Bugs while implementing MNIST 0-9 from scratch

aniruddh · January 25, 2021, 10:52am

For each corresponding tensor in the train_set I have used the train_y labels as [0,1,2,3,4,5,6,7,8,9]. I am confused as to how the loss function should be written in this case, I read about the categorical_cross_entropy loss function and I know that works, but I am unable to write my batch accuracy function after that.

In case of a binary classification it made sense. For 0-9, I added a stable softmax function, a categorical_cross_entropy function, but now I don’t know how my batch_accuracy function should be like.
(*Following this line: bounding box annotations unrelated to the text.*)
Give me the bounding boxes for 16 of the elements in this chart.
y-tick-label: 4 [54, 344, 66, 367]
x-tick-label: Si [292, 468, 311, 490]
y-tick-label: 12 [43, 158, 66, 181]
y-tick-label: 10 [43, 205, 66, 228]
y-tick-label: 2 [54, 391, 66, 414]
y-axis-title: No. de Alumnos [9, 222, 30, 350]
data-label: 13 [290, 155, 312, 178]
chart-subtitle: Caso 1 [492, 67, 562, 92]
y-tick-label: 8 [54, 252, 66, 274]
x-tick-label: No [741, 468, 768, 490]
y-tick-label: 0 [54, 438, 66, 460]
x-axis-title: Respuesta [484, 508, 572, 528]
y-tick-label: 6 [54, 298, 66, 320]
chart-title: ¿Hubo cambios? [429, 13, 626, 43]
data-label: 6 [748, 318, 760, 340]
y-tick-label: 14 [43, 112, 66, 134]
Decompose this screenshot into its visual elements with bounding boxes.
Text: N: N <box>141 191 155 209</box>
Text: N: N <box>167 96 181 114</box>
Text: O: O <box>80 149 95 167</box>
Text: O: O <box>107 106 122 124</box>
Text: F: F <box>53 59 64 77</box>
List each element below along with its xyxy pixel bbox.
Help appreciated.

Another alternative approach which is provided here where a one hot encoding label has been added, but what if i do not want to go down that road?

jimmiemunyi · January 25, 2021, 12:18pm

For batch_accuracy, you want to use the function torch.argmax which will return the index of the largest prediction (assumes that is what your model is predicting)
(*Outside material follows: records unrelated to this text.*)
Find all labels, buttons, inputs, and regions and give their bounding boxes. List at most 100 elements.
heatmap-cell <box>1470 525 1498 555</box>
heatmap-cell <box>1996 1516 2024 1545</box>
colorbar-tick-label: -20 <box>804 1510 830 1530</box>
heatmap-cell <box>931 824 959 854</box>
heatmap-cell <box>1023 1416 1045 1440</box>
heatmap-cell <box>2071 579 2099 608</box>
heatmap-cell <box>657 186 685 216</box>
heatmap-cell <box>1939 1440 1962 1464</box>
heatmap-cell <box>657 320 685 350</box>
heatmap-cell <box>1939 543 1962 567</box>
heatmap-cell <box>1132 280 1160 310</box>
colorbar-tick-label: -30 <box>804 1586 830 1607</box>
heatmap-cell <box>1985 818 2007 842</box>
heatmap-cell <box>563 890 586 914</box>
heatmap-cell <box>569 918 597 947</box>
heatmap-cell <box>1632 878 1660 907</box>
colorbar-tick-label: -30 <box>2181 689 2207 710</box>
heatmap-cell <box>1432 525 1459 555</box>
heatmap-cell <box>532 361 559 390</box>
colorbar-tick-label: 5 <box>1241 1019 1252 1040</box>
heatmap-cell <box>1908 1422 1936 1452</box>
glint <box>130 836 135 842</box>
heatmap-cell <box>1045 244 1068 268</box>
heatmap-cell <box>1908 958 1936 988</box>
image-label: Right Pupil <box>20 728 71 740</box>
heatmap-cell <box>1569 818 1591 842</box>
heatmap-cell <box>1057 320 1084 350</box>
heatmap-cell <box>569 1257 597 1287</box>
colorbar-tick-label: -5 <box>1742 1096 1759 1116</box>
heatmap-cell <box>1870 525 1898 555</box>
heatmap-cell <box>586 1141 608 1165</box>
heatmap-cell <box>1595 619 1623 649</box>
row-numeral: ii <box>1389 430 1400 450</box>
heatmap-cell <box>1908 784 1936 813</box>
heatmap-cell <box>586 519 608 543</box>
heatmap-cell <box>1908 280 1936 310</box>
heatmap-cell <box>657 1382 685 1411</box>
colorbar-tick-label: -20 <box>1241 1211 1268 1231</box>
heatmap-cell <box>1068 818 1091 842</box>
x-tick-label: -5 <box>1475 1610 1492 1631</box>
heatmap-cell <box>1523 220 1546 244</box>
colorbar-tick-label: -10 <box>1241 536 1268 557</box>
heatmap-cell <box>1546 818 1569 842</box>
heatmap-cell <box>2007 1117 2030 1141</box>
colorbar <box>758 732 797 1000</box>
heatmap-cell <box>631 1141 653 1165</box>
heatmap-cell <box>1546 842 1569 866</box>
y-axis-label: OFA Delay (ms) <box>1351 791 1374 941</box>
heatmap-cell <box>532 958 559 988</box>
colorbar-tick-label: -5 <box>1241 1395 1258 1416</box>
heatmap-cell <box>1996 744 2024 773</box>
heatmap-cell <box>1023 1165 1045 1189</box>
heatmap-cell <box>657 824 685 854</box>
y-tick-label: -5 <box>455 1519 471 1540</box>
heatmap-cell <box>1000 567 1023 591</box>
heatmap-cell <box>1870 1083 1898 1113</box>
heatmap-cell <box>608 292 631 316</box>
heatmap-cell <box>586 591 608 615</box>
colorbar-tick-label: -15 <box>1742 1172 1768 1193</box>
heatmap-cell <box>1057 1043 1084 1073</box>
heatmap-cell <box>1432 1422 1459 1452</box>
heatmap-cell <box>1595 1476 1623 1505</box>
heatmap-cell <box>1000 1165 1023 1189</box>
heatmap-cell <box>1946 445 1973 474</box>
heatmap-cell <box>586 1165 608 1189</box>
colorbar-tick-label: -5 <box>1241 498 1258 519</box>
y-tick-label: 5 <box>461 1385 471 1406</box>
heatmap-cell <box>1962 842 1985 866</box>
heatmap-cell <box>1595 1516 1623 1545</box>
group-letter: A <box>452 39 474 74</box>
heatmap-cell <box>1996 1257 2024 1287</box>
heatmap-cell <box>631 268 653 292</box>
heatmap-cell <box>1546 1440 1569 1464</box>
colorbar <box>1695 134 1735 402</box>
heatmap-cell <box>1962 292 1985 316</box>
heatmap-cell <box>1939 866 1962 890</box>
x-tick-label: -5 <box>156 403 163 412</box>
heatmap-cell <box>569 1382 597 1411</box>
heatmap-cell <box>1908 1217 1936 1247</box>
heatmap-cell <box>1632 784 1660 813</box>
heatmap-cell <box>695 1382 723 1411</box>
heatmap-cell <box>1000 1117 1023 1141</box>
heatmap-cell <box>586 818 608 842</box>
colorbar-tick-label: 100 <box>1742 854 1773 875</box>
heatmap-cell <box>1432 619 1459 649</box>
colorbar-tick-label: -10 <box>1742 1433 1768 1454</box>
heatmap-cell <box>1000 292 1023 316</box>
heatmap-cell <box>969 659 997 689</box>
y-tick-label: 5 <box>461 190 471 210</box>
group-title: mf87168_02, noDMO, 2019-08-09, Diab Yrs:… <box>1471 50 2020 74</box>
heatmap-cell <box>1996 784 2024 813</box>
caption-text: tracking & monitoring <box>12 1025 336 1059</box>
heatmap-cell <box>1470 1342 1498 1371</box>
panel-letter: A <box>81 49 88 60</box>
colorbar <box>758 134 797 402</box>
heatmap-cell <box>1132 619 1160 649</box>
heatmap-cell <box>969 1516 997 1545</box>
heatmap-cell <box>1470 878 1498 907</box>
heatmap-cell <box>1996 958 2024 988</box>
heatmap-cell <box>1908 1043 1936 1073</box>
You could try and see how I implemented the batch_accuracy in this notebook:

github.com

jimmiemunyi/deeplearning-experiments/blob/main/notebooks/MNIST_From_Scratch.ipynb

{
  "nbformat": 4,
  "nbformat_minor": 0,
  "metadata": {
    "colab": {
      "name": "MNIST From Scratch.ipynb",
      "provenance": [],
      "collapsed_sections": [],
      "include_colab_link": true
    },
    "kernelspec": {
      "name": "python3",
      "display_name": "Python 3"
    }
  },
  "cells": [
    {
      "cell_type": "markdown",
      "metadata": {
        "id": "view-in-github",

This file has been truncated. show original

aniruddh · February 5, 2021, 2:42pm

thanks @jimmiemunyi, argmax is definitely a helpful tool to keep up my sleeve. I got an increasing accuracy on my model the first time. I do not know if this is a stupid mistake, but on restarting the kernel suddenly my accuracy drops and stays constant. I tried running your exact code on my colab and I got the same error. Do not know if I should spend more time debugging this or move ahead to the next chapter.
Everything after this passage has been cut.